Elizabeth Lee

Biopsychology, Cognition, and Neuroscience (BCN) (major)

                                                                                    

Favorite class you took at Michigan:

I have several favorite classes:

Psych 424/426: Senior Honors Research: This course is a program for students completing an honors thesis. It was one of my most rewarding experiences in college. Although writing an honors thesis can initially be intimidating, you will receive guidance from the program director (my year was Dr. Lustig) through workshops, and support from your lab mentors. If you are looking to learn more about designing your own research methods and hypotheses, interpreting results, and improving your scientific communication skills, I highly recommend doing a thesis.

Psych 314: Positive Psychology: In this course, I learned about the science of what makes life worth living and practices that promote human functioning. Dr. Park does an excellent job at combining theoretical knowledge with practical application to our daily life. She brings energy to the class and emphasizes the importance of incorporating class material to ourselves.

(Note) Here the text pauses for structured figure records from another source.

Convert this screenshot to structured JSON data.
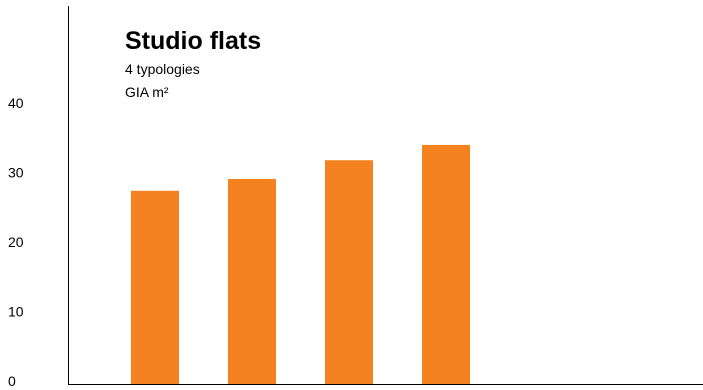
{
  "chart_data": {
    "type": "bar",
    "title": "Studio flats",
    "subtitle": "4 typologies",
    "unit_label": "GIA m²",
    "categories": [
      "",
      "",
      "",
      ""
    ],
    "values": [
      27.8,
      29.5,
      32.2,
      34.4
    ],
    "ylim": [
      0,
      48
    ],
    "yticks": [
      "0",
      "10",
      "20",
      "30",
      "40"
    ],
    "ytick_values": [
      0,
      10,
      20,
      30,
      40
    ],
    "xlabel": "",
    "ylabel": "",
    "grid": false,
    "legend": "none",
    "bar_color": "#F58220",
    "axis_color": "#000000"
  }
}
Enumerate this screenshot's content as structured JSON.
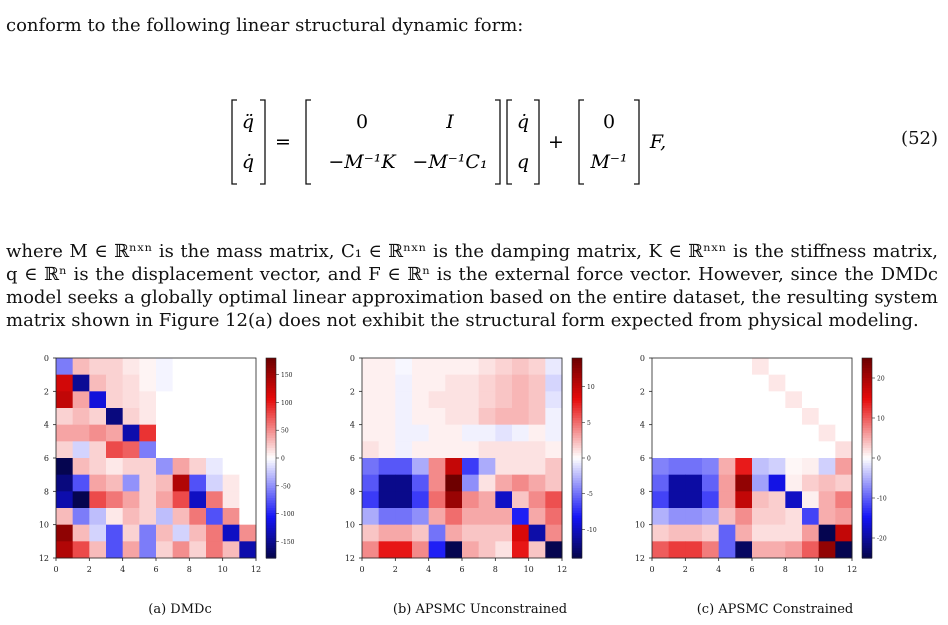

Chem 230: Physical Chemistry: I enjoyed this course because it pushed me to continuously use problem solving skills. I not only learned about chemistry concepts, but also applied them to new question sets. Dr. Gottfried is an incredible professor. The course is very clearly organized from the flipped classroom style to the lectures that are broken down into digestible and intuitive segments. I found this class rewarding because it was challenging, yet allowed me to develop critical thinking skills.

 

When/How did you study for the MCAT:

The first time I studied for the MCAT was second semester junior year. I took the exam in June. I used the Kaplan books for content review, UWorld for practice problems, and the AAMC bundle. For content review, I found it helpful to review multiple subjects within one day, so that I would be used to switching between patterns of thinking, much like during the MCAT. After taking the exam, I found that I spent too much time on content review and needed to improve on tackling questions and applying concepts. The second time around, I spent more time doing practice exams. I created a spreadsheet of concepts I missed on each problem set. Since I identified these concepts as my weakness, I made sure to review them daily, with an emphasis on those that I missed more than once. I took my second exam in January. Since I had winter break free from classes, I spent the 2-3 weeks before the exam taking practice tests every other day or every three days (spend one day on practice exam, one day reviewing what questions I got wrong and why, and one day reviewing concepts/doing practice problems. The last two days can combine into one day, depending on the amount needed to be reviewed). I did this to build endurance and practice on timing. I would like to note that before studying for the second exam, I gave myself time where I completely set aside MCAT materials. I found it important to approach the second exam with a clear mind and avoid burn out.

 

 

When did you take the MCAT: June and following January

 

What was your pre-med experience:

My pre-med experience was filled with challenges and achievements. Looking back, the challenges such as courses, time management, and figuring out my academic interests were necessary for developing the life skills and passions I have now. They made my pre-med journey rewarding and satisfying. I was fortunate to have support from my advisors, mentors, and family/friends. One of the best decisions I made in college was pursuing a major in BCN. It allowed me to explore concepts related to medicine in an interdisciplinary fashion, and One of the most important lessons I learned was to pursue the field of medicine, you have to figure out why it is meaningful to you

 

Recommendations/advice for current students:

Don’t be afraid to explore your interests. The best path of being not just a pre-med but a college student in general is figuring out what sparks your passion. You will encounter challenges. Remember that there are resources around you that are willing and wanting to help out (i.e. academic advisors, friends, Pre-Med Hub, etc). It is easy to fall into the trap of worrying about your classes, extracurriculars, and whether you’re “cut” to be a pre-med. It may be cliche but the stressors are temporary–your future will work out one way or another as long as you put in your best effort.